Even further east, in Havering, Conservative councillor David Taylor publicly accused his colleagues in June of “some of the most vile and toxic” politics he’d come across, of “pathetic bullying” and of carrying “personal vendettas”. Is Taylor’s portrayal fair? The authority’s refusal to disclose a 400-page assessment as part of a Race Equality, Accessibility, Diversity, and Inclusion review might be an indication. According to Havering council, publication of the document “risks fracturing community cohesion in the borough at a time when the national temperature is heightened”. It’s hardly a ringing endorsement.

And that other H—Hackney—has had a change of leadership: the borough has elected a new mayor after the resignation of Philip Glanville over a photo which emerged of him with an ex-councillor who was under criminal investigation for suspected child abuse imagery offences. And in what the Times has dubbed the “second paedophile scandal” for the borough, councillor Lee Laudat-Scott resigned in July after he was accused of “intentionally touching” a boy under 13. Laudat-Scott was on Hackney’s Children and Young People’s Scrutiny Commission as a councillor.

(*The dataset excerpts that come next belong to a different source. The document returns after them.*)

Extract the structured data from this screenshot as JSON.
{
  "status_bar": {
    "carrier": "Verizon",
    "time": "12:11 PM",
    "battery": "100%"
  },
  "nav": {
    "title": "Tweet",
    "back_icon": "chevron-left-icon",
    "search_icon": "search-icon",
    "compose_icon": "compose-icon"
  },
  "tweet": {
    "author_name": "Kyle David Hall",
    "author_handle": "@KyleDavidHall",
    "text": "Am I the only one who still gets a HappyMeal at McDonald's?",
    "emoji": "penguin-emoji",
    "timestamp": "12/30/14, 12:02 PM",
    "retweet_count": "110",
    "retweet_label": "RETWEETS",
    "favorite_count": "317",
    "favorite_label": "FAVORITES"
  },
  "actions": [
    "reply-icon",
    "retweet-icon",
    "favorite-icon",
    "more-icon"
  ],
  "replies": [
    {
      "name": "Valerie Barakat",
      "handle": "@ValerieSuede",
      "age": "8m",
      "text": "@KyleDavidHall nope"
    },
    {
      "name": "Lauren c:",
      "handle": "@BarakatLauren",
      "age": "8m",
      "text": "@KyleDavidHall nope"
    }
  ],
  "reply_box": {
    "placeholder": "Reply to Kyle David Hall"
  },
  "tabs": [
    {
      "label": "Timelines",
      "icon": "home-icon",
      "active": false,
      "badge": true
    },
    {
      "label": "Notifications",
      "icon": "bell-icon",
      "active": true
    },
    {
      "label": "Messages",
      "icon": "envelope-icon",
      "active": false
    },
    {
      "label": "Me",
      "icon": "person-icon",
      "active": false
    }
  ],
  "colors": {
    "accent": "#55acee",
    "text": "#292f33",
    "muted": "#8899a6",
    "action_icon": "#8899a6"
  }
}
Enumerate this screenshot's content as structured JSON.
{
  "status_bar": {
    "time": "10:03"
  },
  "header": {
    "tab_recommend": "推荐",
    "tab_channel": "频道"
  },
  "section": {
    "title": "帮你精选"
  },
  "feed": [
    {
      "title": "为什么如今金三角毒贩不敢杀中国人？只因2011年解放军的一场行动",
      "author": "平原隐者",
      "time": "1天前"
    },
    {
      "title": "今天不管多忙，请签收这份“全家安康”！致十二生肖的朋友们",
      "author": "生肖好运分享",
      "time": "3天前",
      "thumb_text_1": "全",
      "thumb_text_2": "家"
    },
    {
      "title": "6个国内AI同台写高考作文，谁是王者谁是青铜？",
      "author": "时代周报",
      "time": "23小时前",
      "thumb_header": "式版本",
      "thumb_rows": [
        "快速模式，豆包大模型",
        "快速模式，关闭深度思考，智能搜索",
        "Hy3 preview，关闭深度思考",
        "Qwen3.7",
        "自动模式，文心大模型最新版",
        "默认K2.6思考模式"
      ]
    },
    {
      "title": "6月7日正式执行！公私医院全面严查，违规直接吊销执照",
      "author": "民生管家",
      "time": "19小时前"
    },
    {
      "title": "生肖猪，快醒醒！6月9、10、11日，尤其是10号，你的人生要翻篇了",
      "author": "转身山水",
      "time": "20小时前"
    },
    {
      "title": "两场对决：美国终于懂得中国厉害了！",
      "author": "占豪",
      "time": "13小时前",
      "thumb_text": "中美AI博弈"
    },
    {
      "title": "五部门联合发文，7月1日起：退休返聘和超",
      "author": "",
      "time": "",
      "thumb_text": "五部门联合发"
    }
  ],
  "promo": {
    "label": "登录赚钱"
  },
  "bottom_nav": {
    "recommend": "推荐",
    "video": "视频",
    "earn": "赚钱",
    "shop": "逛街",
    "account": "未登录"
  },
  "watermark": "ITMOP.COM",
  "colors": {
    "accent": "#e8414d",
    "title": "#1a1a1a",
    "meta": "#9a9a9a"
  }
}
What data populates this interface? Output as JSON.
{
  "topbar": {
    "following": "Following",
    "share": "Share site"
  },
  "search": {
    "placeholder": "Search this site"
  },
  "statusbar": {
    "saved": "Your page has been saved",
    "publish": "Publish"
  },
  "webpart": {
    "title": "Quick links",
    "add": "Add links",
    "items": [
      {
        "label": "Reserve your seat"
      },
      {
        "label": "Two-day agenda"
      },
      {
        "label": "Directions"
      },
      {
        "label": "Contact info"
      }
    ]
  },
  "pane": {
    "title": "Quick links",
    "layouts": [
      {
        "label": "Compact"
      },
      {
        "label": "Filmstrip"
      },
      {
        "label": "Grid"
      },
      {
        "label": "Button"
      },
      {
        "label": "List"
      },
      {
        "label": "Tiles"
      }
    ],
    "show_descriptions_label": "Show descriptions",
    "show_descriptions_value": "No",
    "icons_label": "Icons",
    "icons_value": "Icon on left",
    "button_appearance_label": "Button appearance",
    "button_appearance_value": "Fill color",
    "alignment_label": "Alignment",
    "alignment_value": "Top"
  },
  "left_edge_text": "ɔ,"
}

The local political class of east London today is clearly poor compared with the area’s storied history. There’s no longer a George Lansbury or Clement Attlee. What’s worse, while parts of east London undergo a divisive gentrification, which benefits the wealthy, this part of the capital remains home to some of the most deprived parts of England. These boroughs have high rates of poor health outcomes, sub-standard housing and poverty. The new Labour government has a responsibility to save east London’s taxpayers from the failures of local councils, and its deprived residents from the cruel fate of being subject to political incompetence. The steps being taken in Tower Hamlets are a start.